Prevention and Best Practices
- Always
docker rm(ordocker compose down) containers before removing their volumes; don’t leave stopped containers holding references. - Never
cdinto or run backups directly against/var/lib/docker/volumes/.../_data; mount the data into a throwaway container instead. - Audit services for
MountFlags=shared/propagation settings that can capture Docker’s mounts into other namespaces. - Use
docker volume pruneon a schedule to clear unreferenced volumes cleanly. - For network-backed volumes, monitor the remote share’s health so it never leaves mounts in a hung state.
Related Errors
- Docker Error Guide: ‘invalid mount config for type bind’ — a mount configuration failure at container start rather than removal.
- Docker Error Guide: ‘conflict: unable to remove image’ — another “still in use” removal refusal, for images.
- See more Docker troubleshooting guides.
Frequently Asked Questions
Will I lose data if I force removal? Removing the volume deletes its data. But this error usually blocks removal entirely, so you won’t accidentally delete data — you’ll be told it’s busy first.

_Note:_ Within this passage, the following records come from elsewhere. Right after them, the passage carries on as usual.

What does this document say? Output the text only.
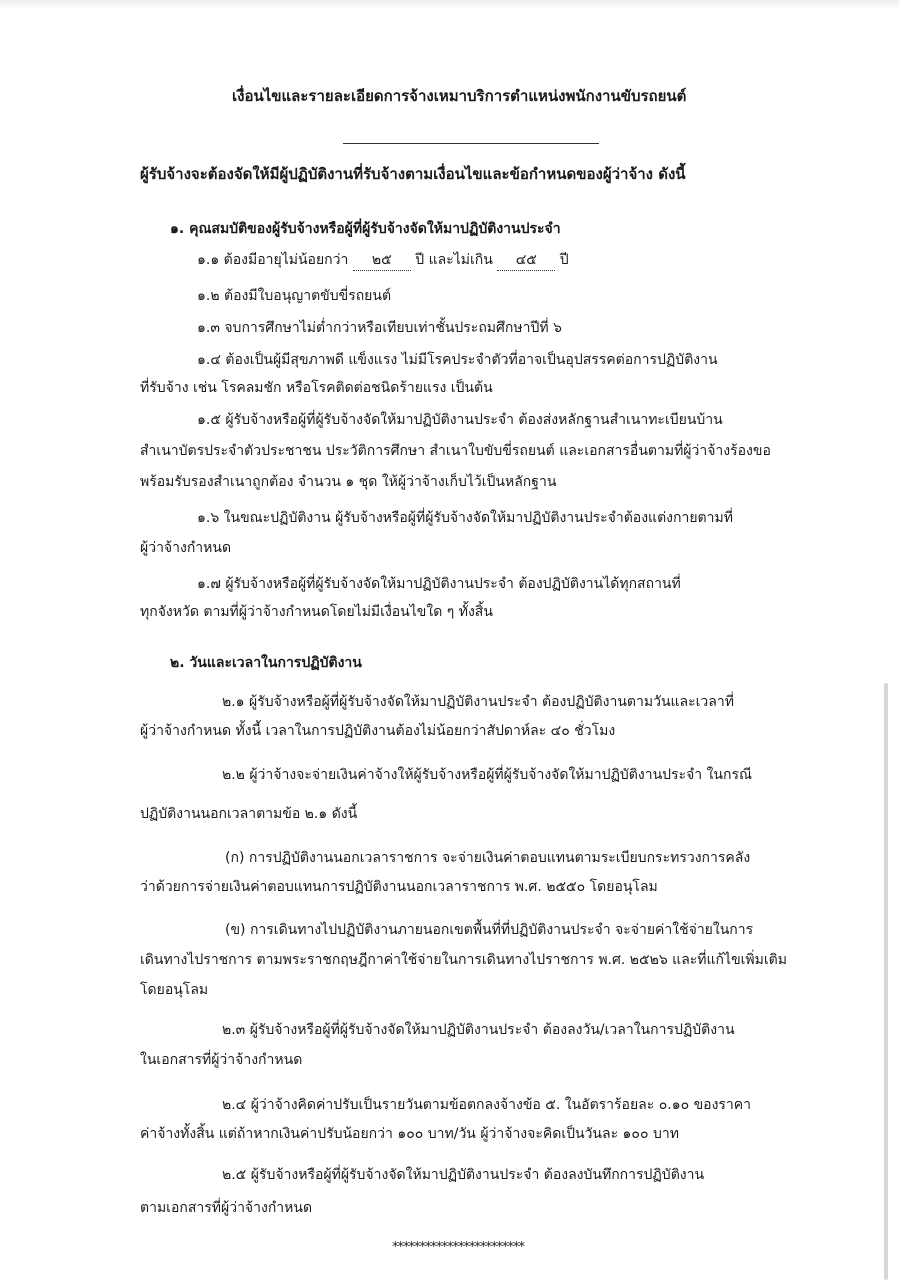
เงื่อนไขและรายละเอียดการจ้างเหมาบริการตำแหน่งพนักงานขับรถยนต์

ผู้รับจ้างจะต้องจัดให้มีผู้ปฏิบัติงานที่รับจ้างตามเงื่อนไขและข้อกำหนดของผู้ว่าจ้าง ดังนี้

๑. คุณสมบัติของผู้รับจ้างหรือผู้ที่ผู้รับจ้างจัดให้มาปฏิบัติงานประจำ

๑.๑ ต้องมีอายุไม่น้อยกว่า ๒๕ ปี และไม่เกิน ๔๕ ปี

๑.๒ ต้องมีใบอนุญาตขับขี่รถยนต์

๑.๓ จบการศึกษาไม่ต่ำกว่าหรือเทียบเท่าชั้นประถมศึกษาปีที่ ๖

๑.๔ ต้องเป็นผู้มีสุขภาพดี แข็งแรง ไม่มีโรคประจำตัวที่อาจเป็นอุปสรรคต่อการปฏิบัติงาน

ที่รับจ้าง เช่น โรคลมชัก หรือโรคติดต่อชนิดร้ายแรง เป็นต้น

๑.๕ ผู้รับจ้างหรือผู้ที่ผู้รับจ้างจัดให้มาปฏิบัติงานประจำ ต้องส่งหลักฐานสำเนาทะเบียนบ้าน

สำเนาบัตรประจำตัวประชาชน ประวัติการศึกษา สำเนาใบขับขี่รถยนต์ และเอกสารอื่นตามที่ผู้ว่าจ้างร้องขอ

พร้อมรับรองสำเนาถูกต้อง จำนวน ๑ ชุด ให้ผู้ว่าจ้างเก็บไว้เป็นหลักฐาน

๑.๖ ในขณะปฏิบัติงาน ผู้รับจ้างหรือผู้ที่ผู้รับจ้างจัดให้มาปฏิบัติงานประจำต้องแต่งกายตามที่

ผู้ว่าจ้างกำหนด

๑.๗ ผู้รับจ้างหรือผู้ที่ผู้รับจ้างจัดให้มาปฏิบัติงานประจำ ต้องปฏิบัติงานได้ทุกสถานที่

ทุกจังหวัด ตามที่ผู้ว่าจ้างกำหนดโดยไม่มีเงื่อนไขใด ๆ ทั้งสิ้น

๒. วันและเวลาในการปฏิบัติงาน

๒.๑ ผู้รับจ้างหรือผู้ที่ผู้รับจ้างจัดให้มาปฏิบัติงานประจำ ต้องปฏิบัติงานตามวันและเวลาที่

ผู้ว่าจ้างกำหนด ทั้งนี้ เวลาในการปฏิบัติงานต้องไม่น้อยกว่าสัปดาห์ละ ๔๐ ชั่วโมง

๒.๒ ผู้ว่าจ้างจะจ่ายเงินค่าจ้างให้ผู้รับจ้างหรือผู้ที่ผู้รับจ้างจัดให้มาปฏิบัติงานประจำ ในกรณี

ปฏิบัติงานนอกเวลาตามข้อ ๒.๑ ดังนี้

(ก) การปฏิบัติงานนอกเวลาราชการ จะจ่ายเงินค่าตอบแทนตามระเบียบกระทรวงการคลัง

ว่าด้วยการจ่ายเงินค่าตอบแทนการปฏิบัติงานนอกเวลาราชการ พ.ศ. ๒๕๕๐ โดยอนุโลม

(ข) การเดินทางไปปฏิบัติงานภายนอกเขตพื้นที่ที่ปฏิบัติงานประจำ จะจ่ายค่าใช้จ่ายในการ

เดินทางไปราชการ ตามพระราชกฤษฎีกาค่าใช้จ่ายในการเดินทางไปราชการ พ.ศ. ๒๕๒๖ และที่แก้ไขเพิ่มเติม

โดยอนุโลม

๒.๓ ผู้รับจ้างหรือผู้ที่ผู้รับจ้างจัดให้มาปฏิบัติงานประจำ ต้องลงวัน/เวลาในการปฏิบัติงาน

ในเอกสารที่ผู้ว่าจ้างกำหนด

๒.๔ ผู้ว่าจ้างคิดค่าปรับเป็นรายวันตามข้อตกลงจ้างข้อ ๕. ในอัตราร้อยละ ๐.๑๐ ของราคา

ค่าจ้างทั้งสิ้น แต่ถ้าหากเงินค่าปรับน้อยกว่า ๑๐๐ บาท/วัน ผู้ว่าจ้างจะคิดเป็นวันละ ๑๐๐ บาท

๒.๕ ผู้รับจ้างหรือผู้ที่ผู้รับจ้างจัดให้มาปฏิบัติงานประจำ ต้องลงบันทึกการปฏิบัติงาน

ตามเอกสารที่ผู้ว่าจ้างกำหนด

************************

Why does docker volume rm say busy when no container is running? Either a stopped (not removed) container still references it, or a host-level mount/handle leak has the directory open. Check docker ps -a --filter volume= and /proc/mounts to tell which.
Can I just umount the path manually? Only after confirming exactly what’s mounted via /proc/mounts. Blind unmounting under /var/lib/docker can corrupt running containers; restarting the daemon is usually safer.
Does docker volume prune bypass this? No. Prune still refuses volumes that are in use; it only removes ones with no container references.